Konsep kehidupan orang Jawa tempo doeloe, nampaknya tak lekang oleh jaman. Salah satu yang poluler adalah konsep untuk hidup andhap asor yang dimaknai dengan sopan, rendah hati dan tidak sombong. Lebih lanjut, bagi orang Jawa sikap andhap asor ini juga mengandung makna kompleks; mampu mengendalikan diri ketika memiliki kekuasaan, kepandaian, maupun kekuatan.
Secara eksplisit pengendalian diri ini tertuang dalam serat Wulang Reh (Pakubuwana VI); ana pocapanipun, adiguna adigang adigung, pan adigang kidang adigung pan esthi, adiguna ula iku, telu pisan mati sampyoh. Jika diterjemahkan secara bebas bahwa seseorang yang memiliki sifat sombong dengan mengandalkan kekuasaan, kepandaian maupun kekuatannnya, maka pada akhirnya akan mati/tumbang. Â
Pada konteks kekinian, sikap adigang, adigung dan adiguna seolah menyusup dalam kehidupan berpolitik. Dengan senjata adigang, adigung, adiguna, para oknum elit politik bertriwikrama dari manusia biasa menjadi manusia setengah dewa yang seolah tak terjamah. Bukan hanya tak terjamah oleh rakyat yang telah menyerahkan mandat padanya, tapi mungkin juga tak terjamah oleh hukum yang berlaku.
Cukup banyak contoh yang dipertontonkan oknum elite politik pada rakyat dari sikap adigang, adigung dan adiguna. Mulai dari perkataan hingga perilaku yang -- tidak hanya melukai tapi -- menghancurkan hati masyarakat. Celakanya, semua itu dilakukan dengan sadar dan minim empati. Wah gawat !!!
Lantas apa yang mesti dilakukan agar sikap itu hilang, atau setidaknya berkurang kadar dan intensitasnya? Seperti kata pepatah arab yang sudah ditafsirkan dalam bahasa Indonesia dan berseliweran di jagad maya; "Jika seseorang tidak bisa dinasehati dengan kata-kata, maka ia akan dinasehati dengan peristiwa". Nampaknya, nasehat inilah yang sedang terjadi di negeri ini.
Dalam kurun seminggu belakangan, 'nasehat peristiwa' sedang menampakkan ujud aslinya. Tanpa membenarkan perilaku vandalism dan bentuk tindakan pidana, namun ada hikmah besar yang harusnya dapat dipetik dari para oknum elite politik yang mengedepankan sikap adigang, adigung dan adiguna. Bahwa kekuasaan, kepandaian dan kekuatan sejatinya ada di tangan rakyat.

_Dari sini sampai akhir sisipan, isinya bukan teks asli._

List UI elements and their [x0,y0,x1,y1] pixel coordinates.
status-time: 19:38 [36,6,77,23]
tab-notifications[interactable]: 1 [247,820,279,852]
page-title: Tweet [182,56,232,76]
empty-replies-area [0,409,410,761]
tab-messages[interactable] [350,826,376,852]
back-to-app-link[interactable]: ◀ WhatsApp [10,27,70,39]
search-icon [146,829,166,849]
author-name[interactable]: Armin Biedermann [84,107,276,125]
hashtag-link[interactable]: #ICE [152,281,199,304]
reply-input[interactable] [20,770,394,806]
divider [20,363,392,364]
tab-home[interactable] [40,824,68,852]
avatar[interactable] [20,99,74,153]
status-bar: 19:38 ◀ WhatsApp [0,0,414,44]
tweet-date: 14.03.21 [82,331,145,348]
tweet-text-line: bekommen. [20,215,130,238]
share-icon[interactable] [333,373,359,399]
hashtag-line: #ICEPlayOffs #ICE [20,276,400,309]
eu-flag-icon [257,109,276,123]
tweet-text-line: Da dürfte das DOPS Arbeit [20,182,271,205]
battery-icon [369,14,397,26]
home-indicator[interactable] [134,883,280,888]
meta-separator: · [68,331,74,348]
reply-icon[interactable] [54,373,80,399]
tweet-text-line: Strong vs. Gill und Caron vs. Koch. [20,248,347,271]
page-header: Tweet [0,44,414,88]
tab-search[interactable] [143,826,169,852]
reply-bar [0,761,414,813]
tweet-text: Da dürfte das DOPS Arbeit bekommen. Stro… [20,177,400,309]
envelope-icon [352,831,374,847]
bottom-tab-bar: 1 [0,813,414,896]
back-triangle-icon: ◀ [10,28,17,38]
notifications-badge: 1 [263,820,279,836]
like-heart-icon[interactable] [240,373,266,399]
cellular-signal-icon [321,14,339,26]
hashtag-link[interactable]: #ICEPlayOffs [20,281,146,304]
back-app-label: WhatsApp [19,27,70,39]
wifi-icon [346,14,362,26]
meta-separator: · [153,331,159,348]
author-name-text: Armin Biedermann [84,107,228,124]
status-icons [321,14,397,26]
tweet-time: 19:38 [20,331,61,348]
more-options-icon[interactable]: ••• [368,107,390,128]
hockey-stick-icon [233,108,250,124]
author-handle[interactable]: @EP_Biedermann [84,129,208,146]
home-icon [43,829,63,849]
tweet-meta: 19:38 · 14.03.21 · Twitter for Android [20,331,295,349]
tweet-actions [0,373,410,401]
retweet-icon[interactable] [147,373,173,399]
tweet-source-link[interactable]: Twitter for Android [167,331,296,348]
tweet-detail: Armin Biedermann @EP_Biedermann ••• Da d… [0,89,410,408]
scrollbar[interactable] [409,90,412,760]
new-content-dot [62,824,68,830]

Kontestasi untuk menuju bagian dari elite politik tidaklah salah, bahkan negara menjamin itu, siapapun orangnya. Tidak peduli apakah aktivis, artis atau politisi kelas kampung, asal memenuhi syarat maka berhak untuk kontestasi. Namun menanggalkan sikap adigang, adigung dan adiguna wajib hukumnya. Sebaliknya harus beriringan dengan pepatah lama tentang keberadaan manusia "Sebaik-baik manusia adalah yang berguna bagi sesama". Dalam bahasa Jawa disebut "Migunani marang liyan" atau "Khairrunnas anfa'uhum linnas".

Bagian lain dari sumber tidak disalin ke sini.